No estúdio de Yung, o confronto entre ele e David é mais uma cena de mestria por parte de Spike Lee que utiliza rimas de uma forma bastante original. Por fim, o novo “confronto” entre os dois, já com Yung preso, é outro puro momento cinematográfico. Quer o início com Yung a cantar, quer a conversa na prisão; cenas que, aliás, se complementam e relacionam entre si e que ainda utilizam o split screen para acrescentar alguns significados implícitos…
Algumas conclusões sobre Céus e Infernos
Com “Céus e Infernos”, Spike Lee perde-se um pouco em certos momentos do filme tornando-o um pouco telenovelesco ou televisivo. Contudo, há vários momentos bem conseguidos em certas partes do filme.
Além das cenas que referi anteriormente do ponto de vista da montagem, também o uso simulado de “arquivos” está muito bem enquadrado neste filme. Quer esta simulação quer, por exemplo, a cena em que David vai pagar o resgate são muito reminiscentes de cenas semelhantes em “BlacKkKlansman: O Infiltrado”, por exemplo.
No início do filme, parece haver um certo desleixe do realizador.
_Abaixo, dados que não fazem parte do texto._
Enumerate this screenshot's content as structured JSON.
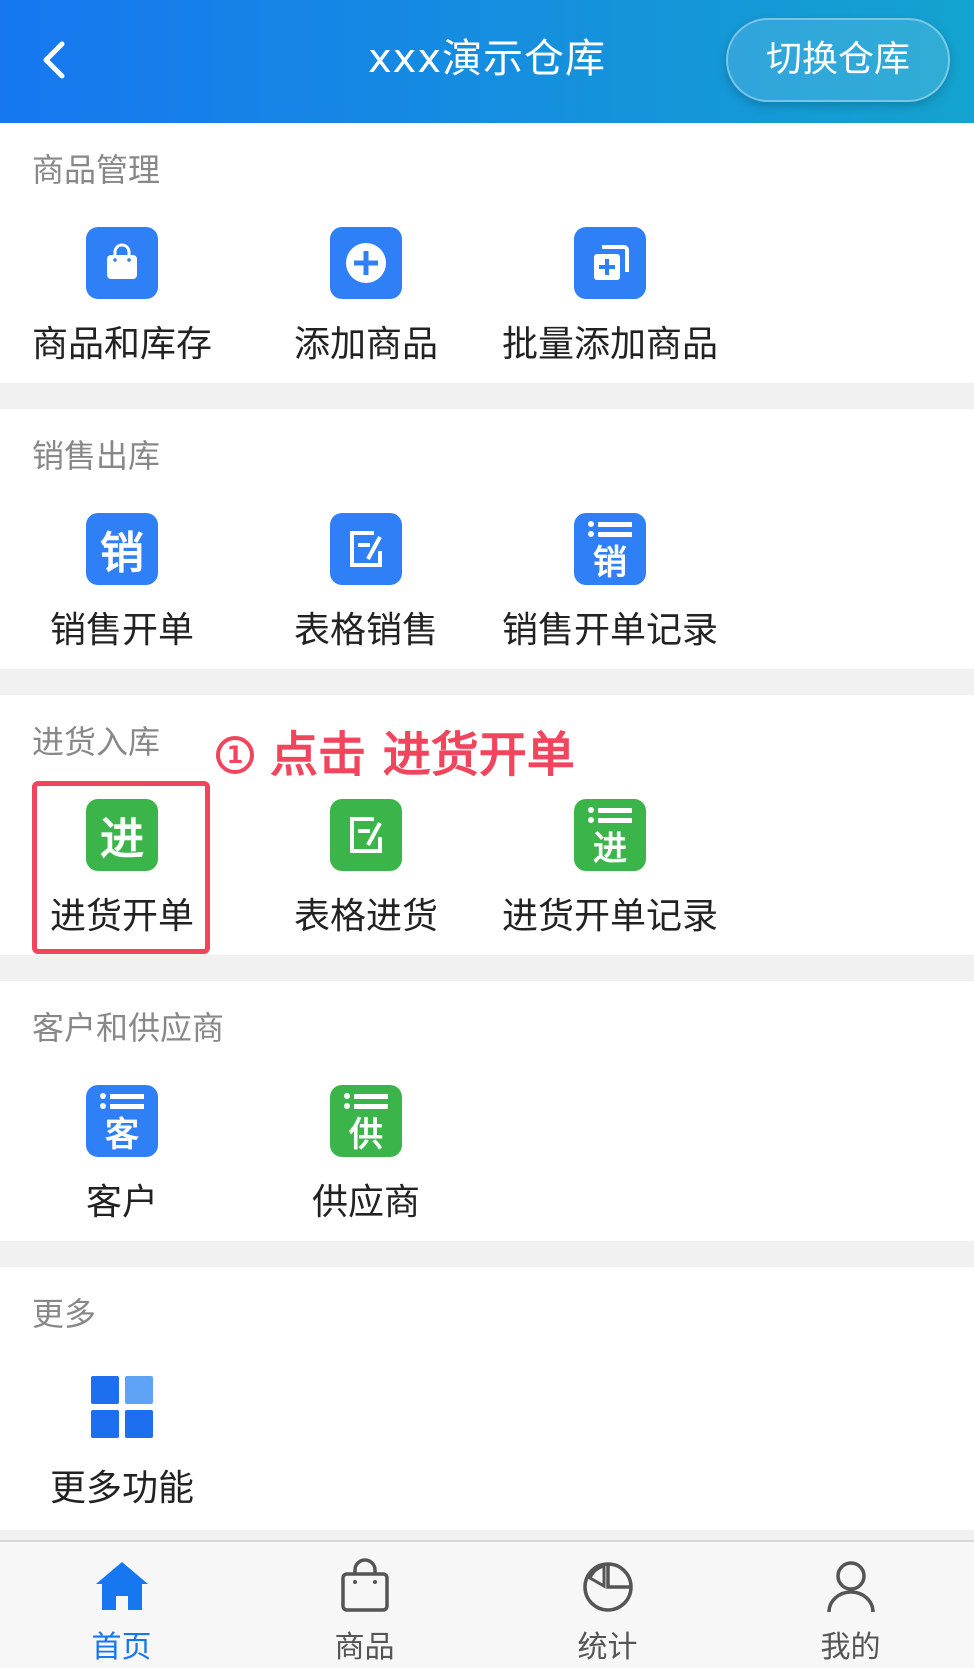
{
  "header": {
    "title": "xxx演示仓库",
    "switch_label": "切换仓库"
  },
  "sections": {
    "goods": {
      "title": "商品管理",
      "items": [
        "商品和库存",
        "添加商品",
        "批量添加商品"
      ]
    },
    "sales": {
      "title": "销售出库",
      "items": [
        "销售开单",
        "表格销售",
        "销售开单记录"
      ],
      "icon_chars": [
        "销",
        "销"
      ]
    },
    "purchase": {
      "title": "进货入库",
      "items": [
        "进货开单",
        "表格进货",
        "进货开单记录"
      ],
      "icon_chars": [
        "进",
        "进"
      ]
    },
    "partners": {
      "title": "客户和供应商",
      "items": [
        "客户",
        "供应商"
      ],
      "icon_chars": [
        "客",
        "供"
      ]
    },
    "more": {
      "title": "更多",
      "items": [
        "更多功能"
      ]
    }
  },
  "annotation": {
    "number": "1",
    "text": "点击 进货开单"
  },
  "tabbar": {
    "items": [
      "首页",
      "商品",
      "统计",
      "我的"
    ],
    "active": "首页"
  },
  "colors": {
    "header_start": "#1677f0",
    "header_end": "#14a3cf",
    "icon_blue": "#2f7ff6",
    "icon_green": "#3bb54a",
    "annotation_red": "#f0455d",
    "tab_active": "#1677f0"
  },
  "icons": {
    "back": "chevron-left-icon",
    "goods_inventory": "shopping-bag-icon",
    "add_goods": "plus-circle-icon",
    "batch_add": "copy-plus-icon",
    "table_sales": "edit-table-icon",
    "table_purchase": "edit-table-icon",
    "more": "grid-icon",
    "tab_home": "home-icon",
    "tab_goods": "bag-icon",
    "tab_stats": "pie-chart-icon",
    "tab_mine": "user-icon"
  }
}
Desde planos muito gerais e com as personagens de costas a uma música ambiente invasiva, sentimos algum desapego com o filme. Contudo, vamos ganhando (lentamente) interesse na narrativa.
Já sobre os materiais originais no qual este filme se baseia… Se não soubéssemos destes materiais, nem adivinharíamos que Spike Lee tinha adaptado outras duas obras, já que lhe dá um cunho bastante pessoal.
“Céus e Infernos” é um filme simultaneamente intemporal – por ter um rapto no centro da narrativa – e contemporâneo – por se passar em 2025 e haver referências visíveis a smartphones ou à IA. A grande diferença – e que resulta – é que David é um produtor musical e não um empresário do calçado.
Céus e Infernos
Conclusão
- “Céus e Infernos” é o novo filme de Spike Lee. Lançado diretamente no streaming, na Apple TV+, a obra merecia ter passado em sala de cinema.
- Não vai ser lembrado como um dos melhores filmes do realizador que não soube aproveitar melhor o potencial da narrativa, sobretudo na primeira metade do filme. Contudo, há cenas que compensam e equilibram o filme ao trazer um cuidado muito notório na música e montagem.